5. Die zweite Grote Mandrenke
Die zweite Grote Mandrenke (auch Burchardiflut genannt) ereignete sich am 11. Oktober 1634 und traf erneut die nordfriesische Küste am härtesten. Dabei war die zweite Mandrenke nur eine von ca. 120 schadensbringenden Sturmfluten zwischen 1501 und 1699, die im Zuge der Kleinen Eiszeit auf die deutsche Nordseeküste prallten. Es ist daher anzunehmen, dass die neuzeitlichen Deiche mit ihren ca. 2 Meter hohen hölzernen Seewänden durch frühere Fluten geschwächt waren. Auch der damals wütende Dreißigjährige Krieg mit seinen Hungersnöten, Verwüstungen und Seuchenausbrüchen dürfte die Deichwartung und die Standhaftigkeit der Nordseeeinwohner beeinträchtig haben – so besetzten Wallensteins Truppen seit 1627 Nordfriesland und forderten schwere Tribute.

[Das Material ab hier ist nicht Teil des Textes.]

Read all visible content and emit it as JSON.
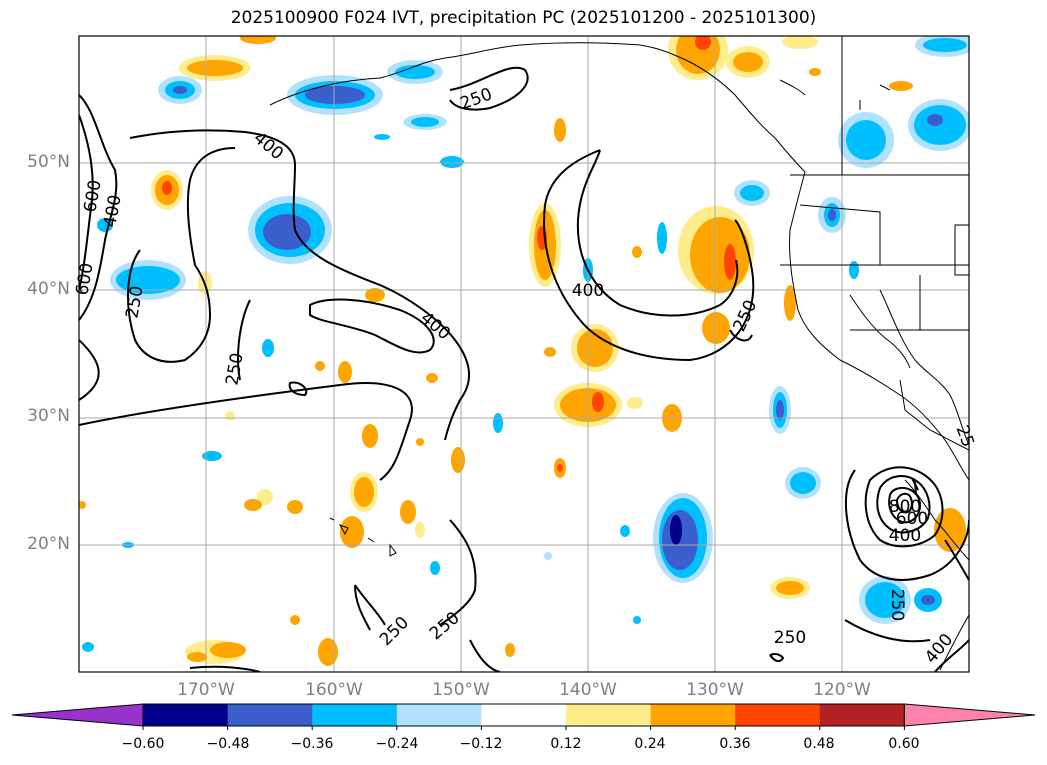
{
  "title": "2025100900 F024 IVT, precipitation PC (2025101200 - 2025101300)",
  "lat_labels": [
    "50°N",
    "40°N",
    "30°N",
    "20°N"
  ],
  "lon_labels": [
    "170°W",
    "160°W",
    "150°W",
    "140°W",
    "130°W",
    "120°W"
  ],
  "contour_labels": [
    "250",
    "400",
    "400",
    "600",
    "400",
    "600",
    "250",
    "250",
    "400",
    "400",
    "250",
    "250",
    "250",
    "250",
    "250",
    "800",
    "600",
    "400",
    "25",
    "250",
    "400"
  ],
  "colorbar": {
    "ticks": [
      "−0.60",
      "−0.48",
      "−0.36",
      "−0.24",
      "−0.12",
      "0.12",
      "0.24",
      "0.36",
      "0.48",
      "0.60"
    ],
    "colors": [
      "#9932cc",
      "#00008b",
      "#3a5fcd",
      "#00bfff",
      "#b0e2ff",
      "#ffffff",
      "#ffec8b",
      "#ffa500",
      "#ff4500",
      "#b22222",
      "#ff82ab"
    ]
  },
  "colors": {
    "grid": "#aaaaaa",
    "coast": "#000000",
    "label": "#808080"
  }
}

6. Zeitgenössische Deutungen der Flut
Das Meer war bis in die Neuzeit hinein ein gefürchtetes Terrain und wurde von Zeitgenossen vornehmlich mit krankheitserregenden Ausdünstungen und fürchterlichen Nebeln und Stürmen assoziiert. Obwohl Küstenbewohner empirisches Wissen über die Bedeutung schwenkenden Windes, die Regelmäßigkeit der Gezeiten und die Korrelation besonders hoher Fluten mit einem Voll- oder Neumond besaßen, konnten sie sich diese Abläufe nicht naturwissenschaftlich erklären. Stattdessen griffen sie auf tradierte Deutungsmuster zurück und so verwundert es nicht, dass katastrophale Sturmfluten wie die beiden Groten Mandrenken vorrangig als Strafen Gottes für menschliches Fehlverhalten interpretiert wurden:
7. Die Sage von Rungholt
Im Fall der beiden Mandrenken bildeten sich eine Vielzahl von Sagen, die sich um läutende Glocken aus der Tiefe des Meeres, Überreste im Watt und die Sündhaftigkeit der bestraften Opfer rankten. Eine solche Straflegende rankt sich auch um die Ortschaft Rungholt, das während der ersten großen Mandrenke unterging: In Rungholt sollen betrunkene und lästerliche Bauern am Abend vor der Sturmflut versucht haben, den örtlichen Pfarrer dazu zu bringen, ein betrunkenes Schwein zu segnen, indem sie es unter einer Decke versteckten und vorgaben, ein Sterbender liege darunter. Als der Pfarrer den Betrug aufdeckte und sich weigerte, das Schwein zu segnen, sollen ihn die Bauern gedemütigt und geschlagen haben, woraufhin sich dieser mit drei frommen Jungfrauen betend in seine Kirche zurückzog. In der Kirche hörte er daraufhin eine Stimme, die ihm befahl, sich mit den seinen auf das höher gelegene Südfall zurückzuziehen – der Pfarrer folgte dem Rat, während das sündige Rungholt in der selben Nacht vom Erdboden getilgt wurde.